特に鉄骨組立設計 段階から、作業床(デッキプレートなどの仮設床)の配置を明記し、施工段階で確実に施工することが重要です。また、クレーン吊荷中の下方作業は絶対禁止であり、クレーン運用安全 計画に基づいた作業区分の明確化が必須です。

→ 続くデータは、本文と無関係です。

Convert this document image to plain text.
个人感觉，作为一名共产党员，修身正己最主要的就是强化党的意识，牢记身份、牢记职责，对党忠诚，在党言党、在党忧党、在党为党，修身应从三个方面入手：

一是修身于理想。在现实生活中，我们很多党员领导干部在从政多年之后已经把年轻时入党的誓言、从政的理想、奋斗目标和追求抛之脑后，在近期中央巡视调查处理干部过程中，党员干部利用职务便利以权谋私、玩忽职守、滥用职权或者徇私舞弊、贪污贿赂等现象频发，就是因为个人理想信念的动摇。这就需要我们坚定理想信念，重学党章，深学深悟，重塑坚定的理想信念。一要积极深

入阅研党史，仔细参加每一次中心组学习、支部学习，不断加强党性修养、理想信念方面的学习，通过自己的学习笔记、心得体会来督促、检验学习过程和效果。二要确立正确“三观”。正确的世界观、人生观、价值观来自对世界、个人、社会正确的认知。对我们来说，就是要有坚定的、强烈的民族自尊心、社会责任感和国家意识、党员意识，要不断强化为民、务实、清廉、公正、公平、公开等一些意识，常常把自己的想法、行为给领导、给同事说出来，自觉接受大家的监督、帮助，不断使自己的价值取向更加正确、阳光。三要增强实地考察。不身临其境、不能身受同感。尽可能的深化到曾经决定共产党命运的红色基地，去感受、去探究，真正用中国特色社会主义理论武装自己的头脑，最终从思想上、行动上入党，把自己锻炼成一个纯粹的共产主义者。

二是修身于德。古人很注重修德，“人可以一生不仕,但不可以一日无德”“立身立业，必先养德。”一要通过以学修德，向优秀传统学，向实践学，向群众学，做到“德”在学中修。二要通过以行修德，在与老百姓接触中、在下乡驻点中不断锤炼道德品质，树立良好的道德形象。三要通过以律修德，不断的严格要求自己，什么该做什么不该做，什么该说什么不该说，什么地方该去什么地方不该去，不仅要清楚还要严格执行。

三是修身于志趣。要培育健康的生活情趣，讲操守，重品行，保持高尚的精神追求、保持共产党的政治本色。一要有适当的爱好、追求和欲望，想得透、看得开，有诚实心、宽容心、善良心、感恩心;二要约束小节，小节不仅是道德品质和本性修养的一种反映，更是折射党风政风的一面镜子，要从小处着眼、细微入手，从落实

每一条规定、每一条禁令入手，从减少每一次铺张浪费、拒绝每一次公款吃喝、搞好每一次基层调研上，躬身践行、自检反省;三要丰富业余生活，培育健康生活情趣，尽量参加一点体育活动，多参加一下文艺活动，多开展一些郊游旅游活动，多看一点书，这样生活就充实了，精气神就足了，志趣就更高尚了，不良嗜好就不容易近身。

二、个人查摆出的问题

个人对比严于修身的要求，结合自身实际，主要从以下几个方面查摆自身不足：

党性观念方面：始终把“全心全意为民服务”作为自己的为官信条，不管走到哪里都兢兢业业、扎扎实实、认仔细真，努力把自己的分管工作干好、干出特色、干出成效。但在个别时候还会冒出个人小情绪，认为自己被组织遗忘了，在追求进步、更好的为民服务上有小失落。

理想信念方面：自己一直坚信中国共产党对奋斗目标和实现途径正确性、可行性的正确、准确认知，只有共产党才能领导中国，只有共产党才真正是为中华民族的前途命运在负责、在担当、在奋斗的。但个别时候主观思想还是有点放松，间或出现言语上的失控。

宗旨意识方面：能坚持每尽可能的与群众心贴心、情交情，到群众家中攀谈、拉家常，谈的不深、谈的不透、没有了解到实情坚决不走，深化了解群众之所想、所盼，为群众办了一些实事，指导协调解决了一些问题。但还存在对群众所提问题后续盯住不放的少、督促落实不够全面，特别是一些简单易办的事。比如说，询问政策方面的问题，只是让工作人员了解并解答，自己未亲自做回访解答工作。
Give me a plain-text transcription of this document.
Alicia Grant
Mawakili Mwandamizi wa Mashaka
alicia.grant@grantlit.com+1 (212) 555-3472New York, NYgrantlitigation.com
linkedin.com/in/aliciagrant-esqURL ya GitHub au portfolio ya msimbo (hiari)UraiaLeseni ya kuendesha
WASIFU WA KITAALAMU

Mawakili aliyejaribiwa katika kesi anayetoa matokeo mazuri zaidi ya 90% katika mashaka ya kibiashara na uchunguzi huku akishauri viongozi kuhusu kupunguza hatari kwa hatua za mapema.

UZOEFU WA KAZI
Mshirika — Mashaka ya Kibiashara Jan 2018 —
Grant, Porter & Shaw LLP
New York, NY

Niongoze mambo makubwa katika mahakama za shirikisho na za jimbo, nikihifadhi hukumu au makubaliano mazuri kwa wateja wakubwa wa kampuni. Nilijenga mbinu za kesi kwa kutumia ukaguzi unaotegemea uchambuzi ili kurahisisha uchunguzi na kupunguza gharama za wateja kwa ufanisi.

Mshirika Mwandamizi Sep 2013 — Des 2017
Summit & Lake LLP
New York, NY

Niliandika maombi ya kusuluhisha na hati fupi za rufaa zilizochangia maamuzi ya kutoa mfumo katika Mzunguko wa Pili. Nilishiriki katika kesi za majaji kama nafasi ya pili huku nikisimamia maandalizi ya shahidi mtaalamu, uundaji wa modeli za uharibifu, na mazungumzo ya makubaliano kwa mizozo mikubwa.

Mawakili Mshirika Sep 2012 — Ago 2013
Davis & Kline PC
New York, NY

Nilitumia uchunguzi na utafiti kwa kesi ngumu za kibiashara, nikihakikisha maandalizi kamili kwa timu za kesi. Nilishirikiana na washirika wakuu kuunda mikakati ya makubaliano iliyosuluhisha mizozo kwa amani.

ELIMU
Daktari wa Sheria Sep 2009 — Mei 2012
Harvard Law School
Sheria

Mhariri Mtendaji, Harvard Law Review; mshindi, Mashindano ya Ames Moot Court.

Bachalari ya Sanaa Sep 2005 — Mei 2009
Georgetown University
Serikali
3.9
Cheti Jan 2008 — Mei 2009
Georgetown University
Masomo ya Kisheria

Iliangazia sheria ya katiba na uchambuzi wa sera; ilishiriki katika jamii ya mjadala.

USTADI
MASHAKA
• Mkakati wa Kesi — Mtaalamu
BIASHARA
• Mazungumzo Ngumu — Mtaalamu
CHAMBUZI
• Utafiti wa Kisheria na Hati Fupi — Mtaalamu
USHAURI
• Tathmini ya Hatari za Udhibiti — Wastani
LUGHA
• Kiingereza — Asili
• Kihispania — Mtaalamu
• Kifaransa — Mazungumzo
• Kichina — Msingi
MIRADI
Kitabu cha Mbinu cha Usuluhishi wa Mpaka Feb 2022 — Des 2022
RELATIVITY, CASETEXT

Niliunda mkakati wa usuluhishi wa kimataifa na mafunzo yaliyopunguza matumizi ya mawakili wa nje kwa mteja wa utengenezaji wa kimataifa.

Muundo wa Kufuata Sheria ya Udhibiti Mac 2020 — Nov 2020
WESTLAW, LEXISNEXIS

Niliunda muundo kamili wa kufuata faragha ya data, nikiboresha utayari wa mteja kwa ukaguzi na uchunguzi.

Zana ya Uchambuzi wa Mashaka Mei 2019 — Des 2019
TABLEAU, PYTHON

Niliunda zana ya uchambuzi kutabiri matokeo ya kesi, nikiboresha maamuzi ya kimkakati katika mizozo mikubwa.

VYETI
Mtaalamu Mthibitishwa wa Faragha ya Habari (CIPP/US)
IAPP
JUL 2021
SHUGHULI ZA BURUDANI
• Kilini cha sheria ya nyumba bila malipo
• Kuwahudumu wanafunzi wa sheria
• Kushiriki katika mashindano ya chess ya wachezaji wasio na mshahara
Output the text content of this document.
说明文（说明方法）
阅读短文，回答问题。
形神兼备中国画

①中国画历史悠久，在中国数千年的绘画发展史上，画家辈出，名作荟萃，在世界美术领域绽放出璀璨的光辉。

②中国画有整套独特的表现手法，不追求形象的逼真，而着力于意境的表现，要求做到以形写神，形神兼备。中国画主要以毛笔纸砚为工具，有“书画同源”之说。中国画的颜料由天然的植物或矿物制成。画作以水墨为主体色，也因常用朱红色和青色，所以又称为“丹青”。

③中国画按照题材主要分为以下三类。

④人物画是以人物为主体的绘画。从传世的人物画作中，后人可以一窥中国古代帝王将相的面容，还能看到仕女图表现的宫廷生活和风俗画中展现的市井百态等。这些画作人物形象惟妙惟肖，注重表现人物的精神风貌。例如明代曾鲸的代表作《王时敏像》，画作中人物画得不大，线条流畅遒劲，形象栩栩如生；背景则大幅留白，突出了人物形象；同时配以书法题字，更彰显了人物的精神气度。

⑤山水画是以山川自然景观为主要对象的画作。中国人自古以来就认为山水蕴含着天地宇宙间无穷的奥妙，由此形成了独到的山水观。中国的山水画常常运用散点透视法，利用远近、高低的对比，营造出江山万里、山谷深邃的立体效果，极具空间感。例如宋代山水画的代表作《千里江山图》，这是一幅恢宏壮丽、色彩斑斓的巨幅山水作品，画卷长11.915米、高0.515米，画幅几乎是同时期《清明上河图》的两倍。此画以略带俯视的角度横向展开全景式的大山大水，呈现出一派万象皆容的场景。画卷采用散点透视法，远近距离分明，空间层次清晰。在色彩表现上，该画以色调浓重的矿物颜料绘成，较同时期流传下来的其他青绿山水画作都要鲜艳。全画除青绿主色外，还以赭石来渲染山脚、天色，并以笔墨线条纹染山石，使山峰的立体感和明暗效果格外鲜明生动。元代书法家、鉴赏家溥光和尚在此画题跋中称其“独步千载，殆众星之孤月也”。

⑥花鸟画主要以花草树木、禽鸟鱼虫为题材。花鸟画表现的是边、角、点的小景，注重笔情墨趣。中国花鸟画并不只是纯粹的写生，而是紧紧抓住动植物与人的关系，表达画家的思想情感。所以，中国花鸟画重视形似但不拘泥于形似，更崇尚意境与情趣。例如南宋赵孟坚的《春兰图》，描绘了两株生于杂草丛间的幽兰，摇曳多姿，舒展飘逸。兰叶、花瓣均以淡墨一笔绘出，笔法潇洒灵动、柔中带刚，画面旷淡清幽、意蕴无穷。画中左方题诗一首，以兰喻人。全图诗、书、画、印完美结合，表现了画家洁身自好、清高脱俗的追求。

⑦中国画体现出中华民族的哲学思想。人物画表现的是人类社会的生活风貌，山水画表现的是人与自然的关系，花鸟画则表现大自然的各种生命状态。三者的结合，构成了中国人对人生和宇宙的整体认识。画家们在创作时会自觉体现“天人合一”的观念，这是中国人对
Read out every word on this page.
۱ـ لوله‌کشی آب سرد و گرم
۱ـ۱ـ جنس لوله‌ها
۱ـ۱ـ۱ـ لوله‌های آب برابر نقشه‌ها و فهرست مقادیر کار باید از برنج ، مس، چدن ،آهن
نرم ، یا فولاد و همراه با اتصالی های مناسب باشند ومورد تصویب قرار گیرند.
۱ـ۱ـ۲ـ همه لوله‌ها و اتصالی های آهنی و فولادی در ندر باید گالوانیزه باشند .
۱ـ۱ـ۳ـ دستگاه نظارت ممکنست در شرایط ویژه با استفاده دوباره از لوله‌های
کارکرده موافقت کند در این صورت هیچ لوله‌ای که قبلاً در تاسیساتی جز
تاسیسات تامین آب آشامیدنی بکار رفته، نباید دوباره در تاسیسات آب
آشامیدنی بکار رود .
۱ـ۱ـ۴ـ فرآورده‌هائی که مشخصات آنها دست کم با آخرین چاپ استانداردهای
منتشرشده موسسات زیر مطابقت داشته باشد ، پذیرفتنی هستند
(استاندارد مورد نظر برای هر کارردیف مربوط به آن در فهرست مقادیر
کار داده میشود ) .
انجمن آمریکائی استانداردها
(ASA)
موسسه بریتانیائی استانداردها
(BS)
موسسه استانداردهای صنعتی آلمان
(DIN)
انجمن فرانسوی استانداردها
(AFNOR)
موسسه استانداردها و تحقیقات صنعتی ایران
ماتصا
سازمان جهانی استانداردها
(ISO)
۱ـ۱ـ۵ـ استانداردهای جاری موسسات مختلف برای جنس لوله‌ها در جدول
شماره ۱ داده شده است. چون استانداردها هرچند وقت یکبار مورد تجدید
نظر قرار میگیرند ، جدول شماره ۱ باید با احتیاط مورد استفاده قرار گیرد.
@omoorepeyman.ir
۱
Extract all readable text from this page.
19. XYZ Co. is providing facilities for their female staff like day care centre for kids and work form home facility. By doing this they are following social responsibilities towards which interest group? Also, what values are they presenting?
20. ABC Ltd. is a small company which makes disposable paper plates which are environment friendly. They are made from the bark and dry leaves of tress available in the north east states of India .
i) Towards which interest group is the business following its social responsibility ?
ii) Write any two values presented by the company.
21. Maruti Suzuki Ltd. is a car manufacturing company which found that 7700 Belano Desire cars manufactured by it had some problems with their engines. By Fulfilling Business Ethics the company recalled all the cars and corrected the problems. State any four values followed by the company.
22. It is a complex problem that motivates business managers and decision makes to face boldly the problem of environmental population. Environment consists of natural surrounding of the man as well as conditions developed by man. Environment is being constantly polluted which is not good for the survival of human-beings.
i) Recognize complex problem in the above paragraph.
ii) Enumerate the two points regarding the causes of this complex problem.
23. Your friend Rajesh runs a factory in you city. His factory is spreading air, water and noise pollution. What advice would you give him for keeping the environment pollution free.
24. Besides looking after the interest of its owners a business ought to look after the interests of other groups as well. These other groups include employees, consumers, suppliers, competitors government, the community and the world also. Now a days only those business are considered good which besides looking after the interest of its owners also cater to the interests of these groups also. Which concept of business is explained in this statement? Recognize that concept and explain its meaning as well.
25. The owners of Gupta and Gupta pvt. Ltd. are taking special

現場での実行体制として、安全管理者が日次で足場状況を点検し、破損部や脱落部を即座に補修する体制を整えます。これらの記録は施工日誌に記載され、施工実績の証拠となります。
主要リスク
墜落・落下物・クレーン災害・感電・圧挟事故
予防体制
事前計画、資格者配置、足場・転落防止設備、朝礼・巡視
継続管理
日次巡視、ヒヤリハット共有、作業員教育の反復実施
柴田工業の現場から
佐藤世人 工事部
鉄骨組立は毎日が高所作業です。朝礼の安全指示から始まり、現場巡視で細かいズレを見つけることが事故防止につながります。作業員の顔色一つで安全レベルが変わるので、コミュニケーションを大事にしています。